Гораздо сильнее было впечатление от Кровавого воскресенья 9 января 1905 года. Помню, как рассказывал отец о расстреле безоружных людей, о гибели детей в Александровском парке. Как сейчас вижу отца со слезами на глазах и надрывом в голосе.

Весной 1905 г. закончился устюжинский период детства. Отец перешел на работу в Новгородское губернское земство, и осенью мы из деревни приехали в Новгород.

Я поступила в третий класс новгородской гимназии. Я училась в филиале гимназии на Софийской стороне, где были только четыре младших класса.

Царский манифест с объявлением мнимых свобод 17/Х-05 г. прошел незаметно. В гимназии служили молебен, и учительница русского языка, обращаясь к нам, сказала: «Дети, мы радуемся, потому что объявлено новое управление государством, которое лучше прежде существовавшего». У нас в связи с этим никаких вопросов не возникло и ничего в душе не всколыхнулось.

Прогрессивная общественность отнеслась к манифесту скептически — «в свободы» никто не поверил.

Зато по всей стране прокатилась волна мракобесия — восстаний «черной сотни». Организованная крайними монархистами, «Союзом русского народа», при поддержке полиции и попустительстве губернаторов, это была дикая, оголтелая толпа, состоявшая из переодетых городовых, мелких лавочников, бродяг, темных, запуганных, ни в чем не разбиравшихся людей.

Обычно дело начиналось с торжественного молебствия в соборе. А затем с благословения церкви толпа бросалась громить школы, земские учреждения, избивала студентов, гимназистов, прогрессивных земцев.

Так было и в Новгороде. И вот, я помню, мы все сидели за обедом, когда к нам прибежал бледный трясущийся сторож земской управы и сказал отцу: «Александр Михайлович, что нам делать? У нас управу разгромили». Отец сразу поднялся, попрощался и вышел, а мать, рыдая, поставила нас на колени молиться о его спасении.
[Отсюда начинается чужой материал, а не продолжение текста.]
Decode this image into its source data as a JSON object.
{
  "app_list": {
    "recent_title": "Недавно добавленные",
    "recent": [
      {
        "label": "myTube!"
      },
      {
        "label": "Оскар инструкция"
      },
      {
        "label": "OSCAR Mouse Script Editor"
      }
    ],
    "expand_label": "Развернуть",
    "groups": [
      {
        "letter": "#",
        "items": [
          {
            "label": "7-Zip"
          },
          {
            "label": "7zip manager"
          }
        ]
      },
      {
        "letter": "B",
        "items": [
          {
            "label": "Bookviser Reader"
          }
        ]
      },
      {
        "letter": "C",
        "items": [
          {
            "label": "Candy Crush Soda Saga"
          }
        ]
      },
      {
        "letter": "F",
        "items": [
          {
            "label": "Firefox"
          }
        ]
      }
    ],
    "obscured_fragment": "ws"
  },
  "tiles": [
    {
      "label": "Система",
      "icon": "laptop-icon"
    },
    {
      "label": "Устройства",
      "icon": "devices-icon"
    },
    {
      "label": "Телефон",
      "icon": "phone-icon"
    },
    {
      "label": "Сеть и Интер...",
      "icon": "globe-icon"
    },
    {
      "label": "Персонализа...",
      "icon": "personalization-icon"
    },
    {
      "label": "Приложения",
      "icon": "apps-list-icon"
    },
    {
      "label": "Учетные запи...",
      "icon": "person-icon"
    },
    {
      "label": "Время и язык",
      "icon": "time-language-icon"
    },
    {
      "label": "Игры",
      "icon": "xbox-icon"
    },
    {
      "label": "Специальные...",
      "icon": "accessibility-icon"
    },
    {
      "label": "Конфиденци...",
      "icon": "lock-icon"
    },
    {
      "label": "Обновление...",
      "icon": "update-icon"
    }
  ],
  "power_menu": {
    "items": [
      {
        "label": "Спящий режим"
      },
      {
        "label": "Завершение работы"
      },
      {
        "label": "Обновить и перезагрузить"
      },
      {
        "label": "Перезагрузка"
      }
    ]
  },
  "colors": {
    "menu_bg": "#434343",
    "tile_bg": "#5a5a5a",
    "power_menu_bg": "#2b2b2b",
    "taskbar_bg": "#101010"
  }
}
Только накануне мы узнали о гибели в Твери одного из товарищей отца — земца Медведева, растерзанного черносотенной толпой. Горькие и трудные это были часы. Это был второй после Кровавого воскресенья суровый урок.

После него ненависть к существующему строю запала глубоко и навсегда в душу. Однако конкретных выводов сделано не было. Воспринималось все по-детски. На пьедестале стоял отец с его либеральными идеями. В нашем окружении революционеров не было, и даже отец считался среди родных «слишком красным».

На другой день мы поехали в Петербург. По городу после погрома для соблюдения декорума циркулировали конные полицейские. Отец ехал с докладом о «черной сотне» к министру Витте, а нас во избежание эксцессов не хотел оставлять в Новгороде.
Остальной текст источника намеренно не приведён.